COMPETITIVE REACTIONS OF NUCLEOPHILES - SOLVOLYSES OF CYCLOPROPYLCARBINYL AND CYCLOBUTYL METHANESULFONATES IN PRESENCE OF NABH4

Cyclopropylcarbinyl (I) and cyclobutyl (II) mesylates were solvolysed in aqueous diglyme with or without added NaBH4 under a variety of conditions. The reaction products were isolated and analyzed by VPC. A mixture containing cyclopropylcarbinyl, cyclobutyl and minor quantities of homoallyl products, was obtained in all cases. The proportion of the unsaturated compound was greater in hydrocarbon than in carbinol products, the composition of the mixture depending upon reaction conditions and the starting mesylate. Thus, solvolysis of both I and II yielded cyclopropylcarbinol and cyclobutanol in a ratio of nearly 1:1, while in the hydrocarbon products methylcyclopropane predominated over cyclobutane by a factor of 3 in the reactions of I and by a factor of 2 in the reactions of II. It was shown that a direct displacement reaction of the BH4 ion on the primary mesylate I is not competitive with the solvolysis and cannot therefore be responsible for the above results.
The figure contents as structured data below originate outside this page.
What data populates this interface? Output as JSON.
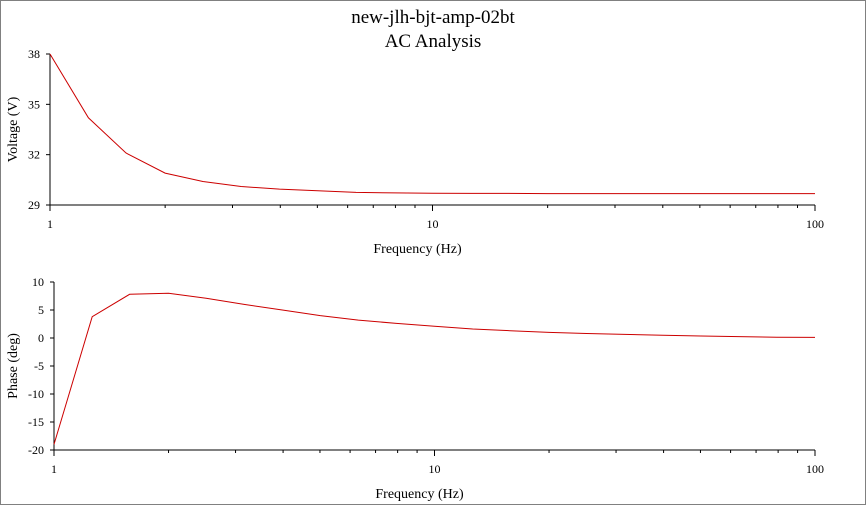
{
  "window": {
    "title_line1": "new-jlh-bjt-amp-02bt",
    "title_line2": "AC Analysis"
  },
  "colors": {
    "series": "#cc0000",
    "axis": "#000000",
    "frame_border": "#808080"
  },
  "chart_data": [
    {
      "type": "line",
      "title": "new-jlh-bjt-amp-02bt AC Analysis",
      "xlabel": "Frequency (Hz)",
      "ylabel": "Voltage (V)",
      "xscale": "log",
      "xlim": [
        1,
        100
      ],
      "ylim": [
        29,
        38
      ],
      "xticks": [
        "1",
        "10",
        "100"
      ],
      "yticks": [
        "29",
        "32",
        "35",
        "38"
      ],
      "grid": false,
      "series": [
        {
          "x": [
            1,
            1.26,
            1.58,
            2.0,
            2.51,
            3.16,
            3.98,
            5.01,
            6.31,
            7.94,
            10,
            12.6,
            15.8,
            20,
            25.1,
            31.6,
            39.8,
            50.1,
            63.1,
            79.4,
            100
          ],
          "values": [
            38.0,
            34.2,
            32.1,
            30.9,
            30.4,
            30.1,
            29.95,
            29.85,
            29.75,
            29.72,
            29.7,
            29.69,
            29.69,
            29.68,
            29.68,
            29.68,
            29.68,
            29.68,
            29.68,
            29.68,
            29.68
          ]
        }
      ]
    },
    {
      "type": "line",
      "xlabel": "Frequency (Hz)",
      "ylabel": "Phase (deg)",
      "xscale": "log",
      "xlim": [
        1,
        100
      ],
      "ylim": [
        -20,
        10
      ],
      "xticks": [
        "1",
        "10",
        "100"
      ],
      "yticks": [
        "10",
        "5",
        "0",
        "-5",
        "-10",
        "-15",
        "-20"
      ],
      "grid": false,
      "series": [
        {
          "x": [
            1,
            1.26,
            1.58,
            2.0,
            2.51,
            3.16,
            3.98,
            5.01,
            6.31,
            7.94,
            10,
            12.6,
            15.8,
            20,
            25.1,
            31.6,
            39.8,
            50.1,
            63.1,
            79.4,
            100
          ],
          "values": [
            -19.0,
            3.8,
            7.8,
            8.0,
            7.1,
            6.0,
            5.0,
            4.0,
            3.2,
            2.6,
            2.1,
            1.6,
            1.3,
            1.0,
            0.8,
            0.65,
            0.5,
            0.35,
            0.25,
            0.15,
            0.1
          ]
        }
      ]
    }
  ]
}
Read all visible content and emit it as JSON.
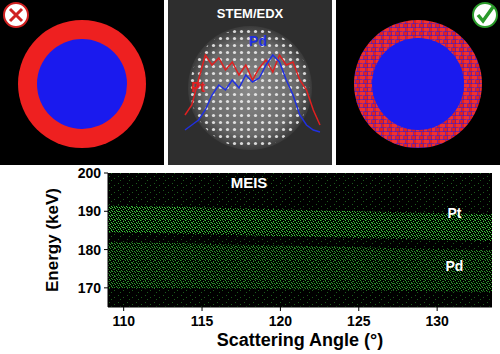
{
  "stem_edx": {
    "title": "STEM/EDX",
    "profiles": [
      {
        "name": "Pt",
        "color": "#e02020",
        "position": [
          0,
          0.05,
          0.1,
          0.15,
          0.2,
          0.25,
          0.3,
          0.35,
          0.4,
          0.45,
          0.5,
          0.55,
          0.6,
          0.65,
          0.7,
          0.75,
          0.8,
          0.85,
          0.9,
          0.95,
          1
        ],
        "values": [
          35,
          45,
          70,
          95,
          85,
          92,
          80,
          88,
          75,
          85,
          70,
          82,
          90,
          78,
          95,
          85,
          88,
          70,
          60,
          40,
          25
        ]
      },
      {
        "name": "Pd",
        "color": "#2030e0",
        "position": [
          0,
          0.05,
          0.1,
          0.15,
          0.2,
          0.25,
          0.3,
          0.35,
          0.4,
          0.45,
          0.5,
          0.55,
          0.6,
          0.65,
          0.7,
          0.75,
          0.8,
          0.85,
          0.9,
          0.95,
          1
        ],
        "values": [
          20,
          25,
          30,
          40,
          55,
          65,
          60,
          70,
          62,
          75,
          68,
          72,
          85,
          95,
          88,
          70,
          55,
          35,
          25,
          20,
          18
        ]
      }
    ]
  },
  "chart_data": {
    "type": "area",
    "title": "MEIS",
    "x_label": "Scattering Angle (°)",
    "y_label": "Energy (keV)",
    "x": [
      109,
      113,
      117,
      121,
      125,
      129,
      133.5
    ],
    "series": [
      {
        "color": "#3ad13a",
        "upper": [
          191.5,
          191.2,
          190.8,
          190.4,
          190,
          189.6,
          189.2
        ],
        "lower": [
          184.5,
          184.2,
          183.8,
          183.4,
          183,
          182.6,
          182.2
        ]
      },
      {
        "color": "#2aa02a",
        "upper": [
          182,
          181.7,
          181.3,
          181,
          180.6,
          180.2,
          179.8
        ],
        "lower": [
          170,
          170,
          169.8,
          169.6,
          169.4,
          169.2,
          169
        ]
      }
    ],
    "annotations": [
      {
        "text": "Pt",
        "x": 131.1,
        "y": 189.5
      },
      {
        "text": "Pd",
        "x": 131.1,
        "y": 175.7
      }
    ],
    "xlim": [
      109,
      133.5
    ],
    "xticks": [
      110,
      115,
      120,
      125,
      130
    ],
    "ylim": [
      165,
      200
    ],
    "yticks": [
      170,
      180,
      190,
      200
    ]
  }
}
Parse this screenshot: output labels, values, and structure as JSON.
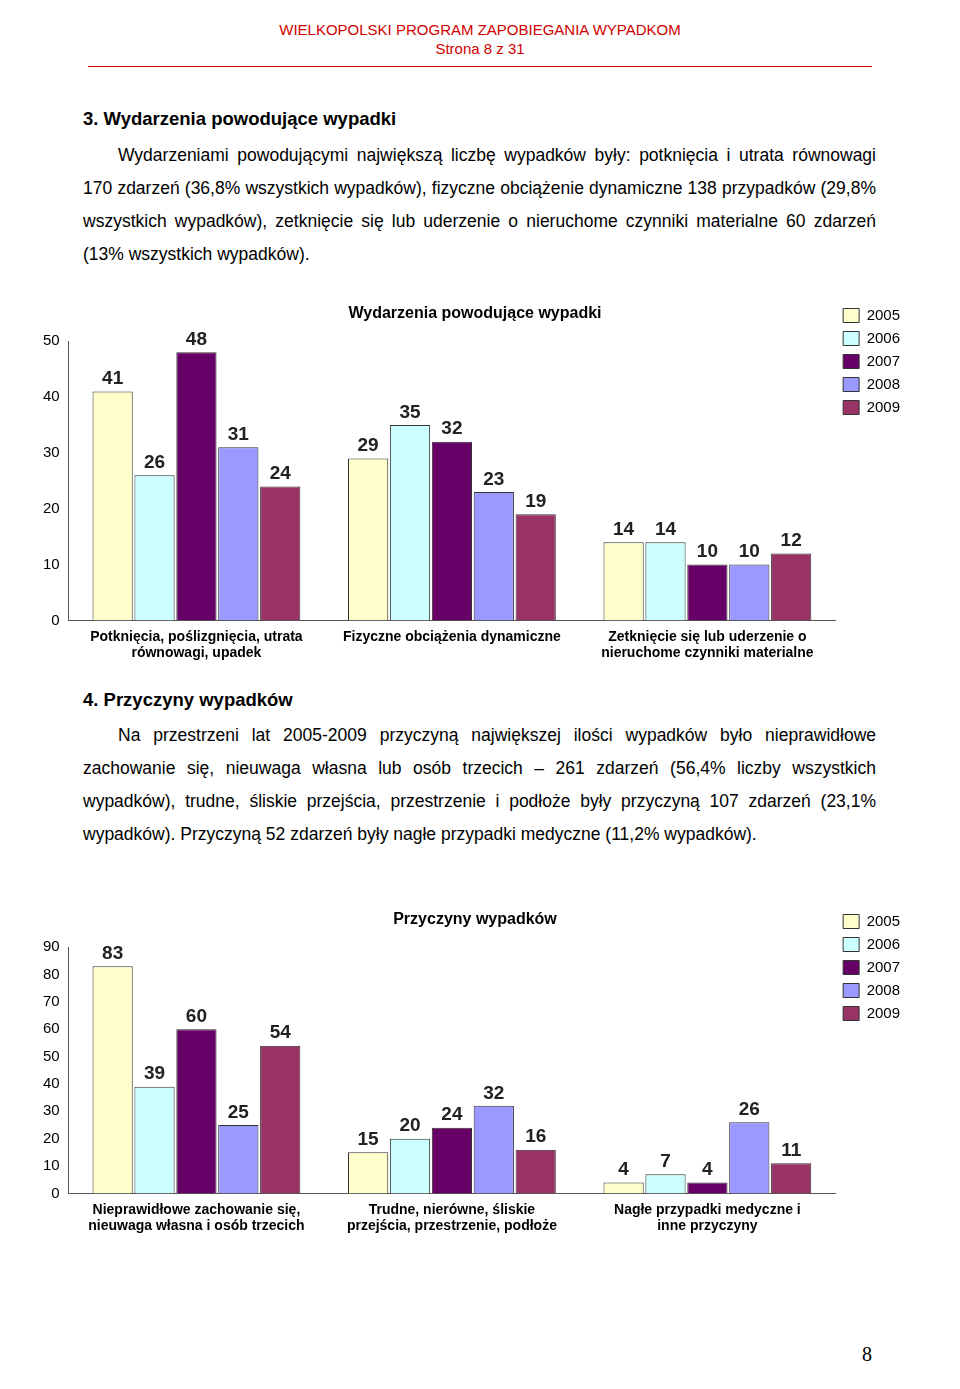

It was found that a better yield in hydrocarbons was obtained with I and II than with (1-methylcyclopropyl)carbinyl (III) and 1-methylcyclobutyl (IV) mesylates. The unexpected fact that the BH4- ion competes more efficiently with water for intermediates formed in solvolyses of I and II than for those of III and IV was confirmed by determination of competition factors of N3- ion vs water. In all cases, intermediates formed from I and II showed more discrimination in their reactions with reagents differing in nucleophylicity than did those formed from III and IV. The results indicate that the attack of the nucleophile occurs mostly on the ion pair formed in the rate determining step. The latter reaction is apparently subject to reactivity relationships typical for a direct displacement reaction and not characteristic for free carbonium ions. These facts should be borne in mind when conclusions concerning the structure of carbonium ions are drawn from the composition and structure of solvolysis products. It is concluded that the ion pairs trapped by NaBH4 have different structures, depending upon the starting isomeric mesylate. It is shown that the formation of an equilibrating mixture of classical ions or ion pairs as intermediates in these reactions cannot account for experimental results. © 1969.